The same friends were also fond of the slogan "what if they gave an election and no one showed up?" I think the answer is pretty clear: first, someone will always show up because the state can, by its very existence, enrich him. Voting and non-voting do not change the fact that some organization has a comparative advantage in violence. They merely change the way that violence is used. Second, the state would probably go on its authoritarian merry way – indeed, the state has grown faster in recent decades despite declining voter turnout.

Beyond even this, how are we – or more importantly, policymakers – to interpret the non-voter's signal? A non-vote is ambiguous: not everyone who abstains from voting is an anti-statist, and very few politicians are going to read the 25+ articles in the LRC non-voting archive to discover why some principled libertarians aren't voting. Non-voting sends an ambiguous signal. On the other, voting sends a clear, cheap signal that everyone can understand, and that signal is as follows: "given that we're going to be kicked and robbed, I would rather Michael Badnarik do the kicking and robbing than any of the other guys because he has promised to do less of it."

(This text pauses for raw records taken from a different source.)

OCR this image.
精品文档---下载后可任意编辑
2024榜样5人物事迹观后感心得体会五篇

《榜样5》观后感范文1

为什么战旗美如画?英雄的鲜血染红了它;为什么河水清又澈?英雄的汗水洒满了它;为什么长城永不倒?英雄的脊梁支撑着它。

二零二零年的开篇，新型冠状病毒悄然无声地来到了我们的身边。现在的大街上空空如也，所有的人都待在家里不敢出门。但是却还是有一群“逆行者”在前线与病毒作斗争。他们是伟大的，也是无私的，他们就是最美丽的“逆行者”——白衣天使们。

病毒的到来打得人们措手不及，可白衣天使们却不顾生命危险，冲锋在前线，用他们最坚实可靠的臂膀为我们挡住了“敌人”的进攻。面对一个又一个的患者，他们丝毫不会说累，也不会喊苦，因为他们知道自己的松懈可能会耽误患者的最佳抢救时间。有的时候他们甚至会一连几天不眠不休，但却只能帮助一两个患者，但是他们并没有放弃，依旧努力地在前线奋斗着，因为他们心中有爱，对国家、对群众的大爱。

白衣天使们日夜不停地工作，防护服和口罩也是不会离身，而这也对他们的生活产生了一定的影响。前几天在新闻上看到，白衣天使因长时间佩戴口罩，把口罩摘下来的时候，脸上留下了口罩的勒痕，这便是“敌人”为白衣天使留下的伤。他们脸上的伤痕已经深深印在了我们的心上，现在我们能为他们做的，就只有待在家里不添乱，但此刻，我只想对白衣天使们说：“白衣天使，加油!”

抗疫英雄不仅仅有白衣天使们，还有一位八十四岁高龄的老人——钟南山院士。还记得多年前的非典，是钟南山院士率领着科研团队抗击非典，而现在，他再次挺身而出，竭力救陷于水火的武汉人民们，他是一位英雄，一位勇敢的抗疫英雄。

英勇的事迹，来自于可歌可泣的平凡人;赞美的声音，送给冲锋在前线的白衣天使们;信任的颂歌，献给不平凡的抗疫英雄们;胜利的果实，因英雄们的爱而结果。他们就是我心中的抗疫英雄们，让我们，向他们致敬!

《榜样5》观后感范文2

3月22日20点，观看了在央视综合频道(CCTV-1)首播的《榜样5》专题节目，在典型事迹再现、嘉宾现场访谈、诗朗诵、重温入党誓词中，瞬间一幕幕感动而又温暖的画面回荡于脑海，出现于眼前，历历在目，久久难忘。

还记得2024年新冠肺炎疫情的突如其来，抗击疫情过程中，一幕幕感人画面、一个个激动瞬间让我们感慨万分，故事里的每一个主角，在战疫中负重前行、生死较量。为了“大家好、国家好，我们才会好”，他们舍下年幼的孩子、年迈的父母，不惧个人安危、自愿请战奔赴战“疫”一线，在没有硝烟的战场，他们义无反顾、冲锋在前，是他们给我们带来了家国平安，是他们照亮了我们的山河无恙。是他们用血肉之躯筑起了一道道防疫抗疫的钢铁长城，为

How can we tell voting matters? It's pretty simple, really. Those with a stake in the outcome of any election (labor unions, corporate lobbyists, etc.) spend huge sums of money on voter registration, voter education, turn-out-the-vote drives, and political ads. Someone is paying attention.

One of the problems of democratic government (or the state in general) is that policymakers are often beholden to special interests who can accumulate power and wealth by a variety of taxes, spending measures, and regulations. It stands to reason that conservatives and libertarians can accumulate power and wealth by the same measures: power in the sense that we can regain control of our day-to-day affairs by reducing state interference, and wealth by reducing the burden of the state's fiscal and regulatory behemoth.

This gets at the heart of a question that invariably comes up at any Mises Institute event – Mises University, the Rothbard Graduate Seminar, or something else – is some variant of "how can we make Mises' & Rothbard's vision operational?" In other words, "how can we get less government?" I think part of the answer is pretty simple: by voting for it.